Mr. Ellis would not answer to someone calling him a pessimist, though all his books are about angsty, egoistic and childish characters dealing with loneliness and drug addiction. What makes him unique is that he avoids the trap that his fellow postmodernist writers, such as the infamous Chuck Palahniuk, so often run into. Ellis refuses to say that by desensitizing oneself to the ugliness of the world, one will end up finding life more worth living, nor does he repeat the older-than-dirt cliché that “ugliness and violence can be beautiful in a way.”

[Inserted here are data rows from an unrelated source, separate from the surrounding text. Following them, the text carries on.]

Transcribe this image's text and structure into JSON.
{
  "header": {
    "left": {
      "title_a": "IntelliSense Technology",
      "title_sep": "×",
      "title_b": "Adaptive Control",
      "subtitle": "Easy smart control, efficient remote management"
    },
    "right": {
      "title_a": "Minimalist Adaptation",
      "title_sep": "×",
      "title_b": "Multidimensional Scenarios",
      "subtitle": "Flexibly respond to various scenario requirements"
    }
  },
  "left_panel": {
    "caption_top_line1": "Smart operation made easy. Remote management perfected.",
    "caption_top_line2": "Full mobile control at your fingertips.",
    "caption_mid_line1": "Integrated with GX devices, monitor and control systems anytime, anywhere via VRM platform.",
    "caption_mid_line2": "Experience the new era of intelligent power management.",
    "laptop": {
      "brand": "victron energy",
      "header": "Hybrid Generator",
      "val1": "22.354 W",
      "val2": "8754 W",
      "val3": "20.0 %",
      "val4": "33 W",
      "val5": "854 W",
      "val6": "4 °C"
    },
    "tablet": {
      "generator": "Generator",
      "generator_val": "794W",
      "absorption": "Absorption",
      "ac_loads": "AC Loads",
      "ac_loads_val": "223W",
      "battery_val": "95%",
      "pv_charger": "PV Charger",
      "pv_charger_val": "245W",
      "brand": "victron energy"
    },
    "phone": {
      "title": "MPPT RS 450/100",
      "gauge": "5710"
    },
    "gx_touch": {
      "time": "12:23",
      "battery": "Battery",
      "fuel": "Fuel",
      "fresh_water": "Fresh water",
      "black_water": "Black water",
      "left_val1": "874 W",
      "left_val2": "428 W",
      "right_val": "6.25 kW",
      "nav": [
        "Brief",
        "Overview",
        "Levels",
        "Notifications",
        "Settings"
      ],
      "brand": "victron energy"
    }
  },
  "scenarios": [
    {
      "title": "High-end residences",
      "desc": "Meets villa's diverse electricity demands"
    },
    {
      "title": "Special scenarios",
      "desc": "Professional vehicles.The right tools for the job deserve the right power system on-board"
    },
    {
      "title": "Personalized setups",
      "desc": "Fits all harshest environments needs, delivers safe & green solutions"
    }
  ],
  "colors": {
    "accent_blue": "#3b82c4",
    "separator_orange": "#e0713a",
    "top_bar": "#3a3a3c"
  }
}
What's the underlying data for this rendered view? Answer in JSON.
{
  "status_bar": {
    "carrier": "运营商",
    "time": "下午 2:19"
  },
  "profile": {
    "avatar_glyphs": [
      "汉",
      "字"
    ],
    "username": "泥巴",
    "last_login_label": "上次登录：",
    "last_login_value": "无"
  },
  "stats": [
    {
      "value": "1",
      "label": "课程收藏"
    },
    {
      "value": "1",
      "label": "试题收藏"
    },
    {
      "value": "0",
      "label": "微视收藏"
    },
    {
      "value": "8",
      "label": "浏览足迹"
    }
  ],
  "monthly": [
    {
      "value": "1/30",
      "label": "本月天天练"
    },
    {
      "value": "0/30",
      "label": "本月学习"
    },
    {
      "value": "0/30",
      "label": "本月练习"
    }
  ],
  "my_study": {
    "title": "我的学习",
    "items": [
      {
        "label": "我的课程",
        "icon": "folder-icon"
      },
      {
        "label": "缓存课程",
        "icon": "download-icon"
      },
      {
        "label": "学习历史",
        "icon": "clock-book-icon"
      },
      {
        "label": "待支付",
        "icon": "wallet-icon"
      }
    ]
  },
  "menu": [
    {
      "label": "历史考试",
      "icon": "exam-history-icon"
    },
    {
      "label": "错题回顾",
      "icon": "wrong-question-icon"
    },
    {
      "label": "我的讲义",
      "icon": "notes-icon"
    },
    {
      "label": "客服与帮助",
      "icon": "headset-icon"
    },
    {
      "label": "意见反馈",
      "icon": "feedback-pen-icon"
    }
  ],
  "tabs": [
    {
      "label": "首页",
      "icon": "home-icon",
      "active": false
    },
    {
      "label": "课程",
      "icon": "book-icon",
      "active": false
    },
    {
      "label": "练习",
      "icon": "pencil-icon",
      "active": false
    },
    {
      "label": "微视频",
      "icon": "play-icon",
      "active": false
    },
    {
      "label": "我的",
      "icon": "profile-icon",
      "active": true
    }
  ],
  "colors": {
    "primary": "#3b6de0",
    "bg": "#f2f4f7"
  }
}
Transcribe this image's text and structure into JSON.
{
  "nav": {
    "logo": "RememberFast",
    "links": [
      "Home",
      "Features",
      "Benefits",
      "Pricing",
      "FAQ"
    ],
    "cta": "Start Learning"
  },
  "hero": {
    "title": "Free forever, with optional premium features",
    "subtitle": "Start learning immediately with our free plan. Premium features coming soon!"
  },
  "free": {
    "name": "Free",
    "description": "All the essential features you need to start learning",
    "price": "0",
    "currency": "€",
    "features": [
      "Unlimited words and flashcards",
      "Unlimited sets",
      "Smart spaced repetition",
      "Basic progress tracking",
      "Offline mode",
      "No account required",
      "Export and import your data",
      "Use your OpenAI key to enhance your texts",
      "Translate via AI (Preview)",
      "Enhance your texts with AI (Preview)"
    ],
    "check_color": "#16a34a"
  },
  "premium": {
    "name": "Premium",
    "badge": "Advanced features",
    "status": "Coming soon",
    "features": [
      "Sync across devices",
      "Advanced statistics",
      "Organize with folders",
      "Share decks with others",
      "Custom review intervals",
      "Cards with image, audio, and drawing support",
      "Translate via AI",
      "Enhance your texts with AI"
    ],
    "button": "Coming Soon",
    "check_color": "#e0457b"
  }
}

No, Ellis is far too royalist for that. He has cultivated the image of the California Bohemian, the libertine, eccentric and educated “artist” who while stressing fulfillment, also stresses ethics. He sees no “better” possible relations for mankind, he sees only the avoidance of “excessive” excesses. In his mind’s eye, he sees himself as the post-beatnik, clean-cut rebel, while at the same time the lone guardian of a feudal code of honor, a pair of hands holding back the deluge of a thousand spoiled young Marquis De Sades.

To add a personal touch to this review, I read this marvelously short book that says so much in one day, in perhaps two sittings. There are no chapters to speak of, merely sections of perhaps a few paragraphs each, separated by spaces. It makes the work gently episodic but never choppy. There is nothing here as outwardly violent and raw as the sex-and-murder scenes from his later American Psycho – there is nothing here that seeks to “grab the reader by the throat” or make him experience challenging slices of animal emotion.

Less Than Zero flows so smoothly and so straightly that it can only be compared to a modern, R-rated Catcher In the Rye. Never have I read a book that so beautifully captures the lost, barren irreverence of youth while doing it in such a streetwise manner. There is never any attempt to impose an intensity or a purpose to the narrative; it merely exists. As such, it is intensely relaxing even as it is profound and fleeting.

Here, Ellis does something that so few authors can do gracefully: he relaxes his grip, and he lets the story flow.